The practical reality: anger in grief is your nervous system's response to profound powerlessness. Death is the ultimate loss of control. Anger is what the body does when it's trying to assert agency over something that can't be controlled. Understanding that mechanism doesn't dissolve the anger, but it stops you from treating it like a character flaw.
Talk about it — specifically, with someone who won't immediately try to fix it or tell you he didn't mean to hurt you. Feelings don't need a rebuttal. Sometimes they just need air.
And if you can't find that conversation in your immediate circle, you're not imagining the shortage. Most men don't have the right space for it. That's not a personal failure. It's a gap that's worth actively looking for ways to fill — whether that's with a therapist, in a community of people who've been through the same thing, or with voices that tell the real story without softening the edges.

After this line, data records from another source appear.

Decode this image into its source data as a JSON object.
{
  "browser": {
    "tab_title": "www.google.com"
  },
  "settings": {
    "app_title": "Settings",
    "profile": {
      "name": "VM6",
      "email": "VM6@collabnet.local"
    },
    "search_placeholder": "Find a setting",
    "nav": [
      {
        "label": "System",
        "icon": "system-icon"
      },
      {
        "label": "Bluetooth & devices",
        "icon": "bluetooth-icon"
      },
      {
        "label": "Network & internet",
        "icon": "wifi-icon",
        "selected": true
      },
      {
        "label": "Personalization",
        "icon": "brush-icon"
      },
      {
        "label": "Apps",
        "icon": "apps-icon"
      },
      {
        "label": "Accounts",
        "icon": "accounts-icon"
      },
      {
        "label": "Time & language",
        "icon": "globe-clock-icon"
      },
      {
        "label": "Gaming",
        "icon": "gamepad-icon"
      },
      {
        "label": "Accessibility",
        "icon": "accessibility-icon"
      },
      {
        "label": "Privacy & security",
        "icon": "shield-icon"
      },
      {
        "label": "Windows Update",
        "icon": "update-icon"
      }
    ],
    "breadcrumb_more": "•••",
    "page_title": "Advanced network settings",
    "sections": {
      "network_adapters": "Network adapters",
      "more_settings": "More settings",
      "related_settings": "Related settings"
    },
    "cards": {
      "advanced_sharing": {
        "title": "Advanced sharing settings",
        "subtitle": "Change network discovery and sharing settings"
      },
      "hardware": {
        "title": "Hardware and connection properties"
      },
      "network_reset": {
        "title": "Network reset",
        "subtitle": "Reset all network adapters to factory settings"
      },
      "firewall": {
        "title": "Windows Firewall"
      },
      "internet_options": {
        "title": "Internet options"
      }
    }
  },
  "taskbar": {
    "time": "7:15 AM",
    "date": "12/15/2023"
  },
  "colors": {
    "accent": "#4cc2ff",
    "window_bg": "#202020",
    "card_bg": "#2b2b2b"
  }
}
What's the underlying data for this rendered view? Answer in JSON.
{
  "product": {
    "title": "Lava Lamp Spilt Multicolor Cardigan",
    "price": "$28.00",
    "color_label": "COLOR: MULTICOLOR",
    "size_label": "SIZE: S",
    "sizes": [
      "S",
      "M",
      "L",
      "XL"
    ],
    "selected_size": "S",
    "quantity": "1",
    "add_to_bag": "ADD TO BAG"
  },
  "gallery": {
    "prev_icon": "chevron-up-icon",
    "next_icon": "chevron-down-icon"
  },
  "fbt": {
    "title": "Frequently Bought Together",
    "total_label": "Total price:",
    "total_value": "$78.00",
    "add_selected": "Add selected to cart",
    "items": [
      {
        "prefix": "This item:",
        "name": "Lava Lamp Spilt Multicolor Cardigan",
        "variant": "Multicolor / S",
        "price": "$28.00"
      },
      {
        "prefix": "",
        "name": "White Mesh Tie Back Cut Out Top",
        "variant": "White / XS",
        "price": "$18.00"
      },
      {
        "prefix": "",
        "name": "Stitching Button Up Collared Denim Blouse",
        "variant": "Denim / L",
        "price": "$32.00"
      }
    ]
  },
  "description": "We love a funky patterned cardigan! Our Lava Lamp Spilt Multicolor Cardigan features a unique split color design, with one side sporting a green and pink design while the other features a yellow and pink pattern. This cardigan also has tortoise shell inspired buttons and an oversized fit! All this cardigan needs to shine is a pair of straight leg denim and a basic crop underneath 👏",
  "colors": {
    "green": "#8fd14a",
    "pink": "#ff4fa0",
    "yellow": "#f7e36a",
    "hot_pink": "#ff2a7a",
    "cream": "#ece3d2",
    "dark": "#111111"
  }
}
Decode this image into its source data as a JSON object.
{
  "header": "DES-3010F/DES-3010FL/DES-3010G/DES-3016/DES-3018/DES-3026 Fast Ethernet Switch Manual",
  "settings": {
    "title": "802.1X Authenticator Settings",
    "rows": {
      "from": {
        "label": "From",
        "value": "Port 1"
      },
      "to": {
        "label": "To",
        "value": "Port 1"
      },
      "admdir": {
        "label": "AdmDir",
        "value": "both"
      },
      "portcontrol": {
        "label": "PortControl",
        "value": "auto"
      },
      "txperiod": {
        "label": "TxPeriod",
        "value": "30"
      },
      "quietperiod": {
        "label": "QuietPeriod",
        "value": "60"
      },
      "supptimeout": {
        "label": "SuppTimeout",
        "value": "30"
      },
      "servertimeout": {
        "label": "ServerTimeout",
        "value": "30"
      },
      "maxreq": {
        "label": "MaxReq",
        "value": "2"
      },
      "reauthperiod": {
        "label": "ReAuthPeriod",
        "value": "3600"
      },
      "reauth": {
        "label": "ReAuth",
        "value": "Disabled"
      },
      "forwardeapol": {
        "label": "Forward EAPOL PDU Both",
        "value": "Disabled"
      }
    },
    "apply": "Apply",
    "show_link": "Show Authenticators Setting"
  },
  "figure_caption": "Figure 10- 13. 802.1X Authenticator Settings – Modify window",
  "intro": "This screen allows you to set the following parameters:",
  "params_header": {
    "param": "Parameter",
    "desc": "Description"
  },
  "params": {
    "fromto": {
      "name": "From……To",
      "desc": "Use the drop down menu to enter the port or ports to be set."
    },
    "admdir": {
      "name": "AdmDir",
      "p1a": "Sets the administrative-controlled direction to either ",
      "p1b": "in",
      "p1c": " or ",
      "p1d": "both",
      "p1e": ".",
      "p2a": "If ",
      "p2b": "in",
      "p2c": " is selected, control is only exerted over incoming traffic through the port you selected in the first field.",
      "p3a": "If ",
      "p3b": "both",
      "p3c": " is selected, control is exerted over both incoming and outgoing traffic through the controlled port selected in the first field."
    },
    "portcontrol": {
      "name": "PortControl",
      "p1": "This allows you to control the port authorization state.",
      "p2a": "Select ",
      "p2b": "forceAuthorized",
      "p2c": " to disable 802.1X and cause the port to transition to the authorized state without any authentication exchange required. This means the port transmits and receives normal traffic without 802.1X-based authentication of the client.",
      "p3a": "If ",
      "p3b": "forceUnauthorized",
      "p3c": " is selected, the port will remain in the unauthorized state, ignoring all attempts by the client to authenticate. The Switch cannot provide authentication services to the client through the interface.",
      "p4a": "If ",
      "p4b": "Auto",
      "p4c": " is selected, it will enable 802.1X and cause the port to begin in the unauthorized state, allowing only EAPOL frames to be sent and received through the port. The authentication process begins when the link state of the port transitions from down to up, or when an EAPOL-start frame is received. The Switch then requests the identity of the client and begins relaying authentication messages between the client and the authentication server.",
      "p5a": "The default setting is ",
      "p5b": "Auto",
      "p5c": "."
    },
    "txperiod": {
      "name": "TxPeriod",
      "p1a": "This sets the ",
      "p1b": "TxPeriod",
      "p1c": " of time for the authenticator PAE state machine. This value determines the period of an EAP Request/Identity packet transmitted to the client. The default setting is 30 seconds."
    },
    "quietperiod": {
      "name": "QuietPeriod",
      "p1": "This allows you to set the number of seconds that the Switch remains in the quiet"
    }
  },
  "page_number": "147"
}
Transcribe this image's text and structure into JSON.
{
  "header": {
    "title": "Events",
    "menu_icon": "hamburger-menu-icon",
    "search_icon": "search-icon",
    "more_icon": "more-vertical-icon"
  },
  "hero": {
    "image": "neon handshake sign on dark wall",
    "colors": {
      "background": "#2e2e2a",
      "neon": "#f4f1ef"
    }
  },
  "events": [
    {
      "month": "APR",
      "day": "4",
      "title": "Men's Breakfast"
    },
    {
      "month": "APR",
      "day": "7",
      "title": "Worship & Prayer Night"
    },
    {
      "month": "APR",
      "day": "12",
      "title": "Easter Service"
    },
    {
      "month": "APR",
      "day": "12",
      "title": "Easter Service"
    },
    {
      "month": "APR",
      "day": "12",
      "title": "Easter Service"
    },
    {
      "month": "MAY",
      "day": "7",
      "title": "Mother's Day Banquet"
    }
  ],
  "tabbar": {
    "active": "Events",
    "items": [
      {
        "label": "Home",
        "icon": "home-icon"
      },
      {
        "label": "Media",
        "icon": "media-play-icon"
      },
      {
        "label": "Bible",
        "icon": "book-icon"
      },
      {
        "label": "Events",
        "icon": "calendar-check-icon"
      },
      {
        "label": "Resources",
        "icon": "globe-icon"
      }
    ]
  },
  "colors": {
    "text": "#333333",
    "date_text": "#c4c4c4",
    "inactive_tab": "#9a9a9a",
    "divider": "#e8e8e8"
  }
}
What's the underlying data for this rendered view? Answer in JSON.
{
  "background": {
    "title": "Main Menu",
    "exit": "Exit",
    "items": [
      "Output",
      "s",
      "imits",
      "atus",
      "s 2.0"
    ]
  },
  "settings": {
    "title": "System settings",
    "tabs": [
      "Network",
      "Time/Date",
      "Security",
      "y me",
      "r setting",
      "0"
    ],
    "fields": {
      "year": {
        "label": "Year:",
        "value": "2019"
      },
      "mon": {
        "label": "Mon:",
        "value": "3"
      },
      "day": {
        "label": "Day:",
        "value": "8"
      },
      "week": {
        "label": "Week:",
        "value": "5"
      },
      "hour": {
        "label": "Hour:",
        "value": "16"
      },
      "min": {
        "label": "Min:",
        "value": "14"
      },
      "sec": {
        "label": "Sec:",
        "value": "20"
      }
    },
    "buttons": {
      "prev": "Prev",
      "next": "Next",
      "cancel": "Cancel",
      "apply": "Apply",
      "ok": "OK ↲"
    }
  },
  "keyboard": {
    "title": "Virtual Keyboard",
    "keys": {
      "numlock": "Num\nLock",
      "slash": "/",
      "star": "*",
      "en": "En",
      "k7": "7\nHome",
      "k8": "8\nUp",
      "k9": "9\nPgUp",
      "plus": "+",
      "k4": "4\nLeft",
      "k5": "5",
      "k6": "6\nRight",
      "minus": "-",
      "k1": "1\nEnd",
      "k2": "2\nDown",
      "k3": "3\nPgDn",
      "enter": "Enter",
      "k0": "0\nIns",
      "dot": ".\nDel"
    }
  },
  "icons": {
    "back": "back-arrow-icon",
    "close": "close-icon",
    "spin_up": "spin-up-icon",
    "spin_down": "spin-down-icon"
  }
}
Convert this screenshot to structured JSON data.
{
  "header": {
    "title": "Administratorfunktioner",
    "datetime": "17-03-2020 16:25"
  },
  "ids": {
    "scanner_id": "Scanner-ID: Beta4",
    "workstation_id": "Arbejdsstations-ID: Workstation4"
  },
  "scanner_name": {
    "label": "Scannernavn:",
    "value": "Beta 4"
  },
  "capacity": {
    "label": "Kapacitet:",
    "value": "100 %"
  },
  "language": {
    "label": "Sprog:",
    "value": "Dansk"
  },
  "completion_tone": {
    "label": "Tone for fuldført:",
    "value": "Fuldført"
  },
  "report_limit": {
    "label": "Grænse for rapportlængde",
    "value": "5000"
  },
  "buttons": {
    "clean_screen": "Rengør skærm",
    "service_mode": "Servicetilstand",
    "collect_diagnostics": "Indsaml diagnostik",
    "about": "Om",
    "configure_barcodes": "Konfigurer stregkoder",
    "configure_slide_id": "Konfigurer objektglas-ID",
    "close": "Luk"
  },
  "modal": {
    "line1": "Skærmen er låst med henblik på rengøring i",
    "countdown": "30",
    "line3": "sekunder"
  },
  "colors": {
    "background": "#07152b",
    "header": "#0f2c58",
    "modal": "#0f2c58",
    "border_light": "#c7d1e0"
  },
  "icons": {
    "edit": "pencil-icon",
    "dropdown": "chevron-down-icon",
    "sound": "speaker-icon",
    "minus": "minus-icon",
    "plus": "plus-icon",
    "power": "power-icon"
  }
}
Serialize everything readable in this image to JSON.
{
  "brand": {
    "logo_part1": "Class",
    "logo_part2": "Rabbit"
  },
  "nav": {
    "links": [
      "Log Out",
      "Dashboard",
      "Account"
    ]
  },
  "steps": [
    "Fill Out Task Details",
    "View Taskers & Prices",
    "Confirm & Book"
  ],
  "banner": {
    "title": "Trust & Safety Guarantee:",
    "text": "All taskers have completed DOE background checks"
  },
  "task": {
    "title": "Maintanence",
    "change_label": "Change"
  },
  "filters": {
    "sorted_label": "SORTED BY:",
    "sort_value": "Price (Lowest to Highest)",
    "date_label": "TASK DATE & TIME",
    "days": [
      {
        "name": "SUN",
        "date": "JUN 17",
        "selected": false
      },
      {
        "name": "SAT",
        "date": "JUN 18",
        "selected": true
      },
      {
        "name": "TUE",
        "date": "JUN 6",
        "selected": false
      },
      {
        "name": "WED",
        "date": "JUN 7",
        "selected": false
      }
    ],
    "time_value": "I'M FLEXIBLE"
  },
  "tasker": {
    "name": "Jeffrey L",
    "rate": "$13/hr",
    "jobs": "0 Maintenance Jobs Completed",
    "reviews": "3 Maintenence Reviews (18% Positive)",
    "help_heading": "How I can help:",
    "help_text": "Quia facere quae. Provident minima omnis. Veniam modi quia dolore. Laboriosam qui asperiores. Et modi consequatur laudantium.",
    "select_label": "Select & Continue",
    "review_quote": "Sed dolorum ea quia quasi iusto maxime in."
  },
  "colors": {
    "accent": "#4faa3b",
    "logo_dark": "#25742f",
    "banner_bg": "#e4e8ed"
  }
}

The Dead Dads podcast exists because Roger Nairn and Scott Cunningham couldn't find the conversation they were looking for after losing their own fathers. That's the whole reason it started. The anger, the mess, the guilt, the grief that hits you in a hardware store three years later — all of it gets talked about, without a therapy voice and without pretending any of it is neat.
You can listen on Spotify, Apple Podcasts, or wherever you listen. Or start at the homepage: deaddadspodcast.com.
Being angry at your dead dad doesn't mean you didn't love him. It means you did, and it still costs you something.
That's grief. And it's allowed to be messy.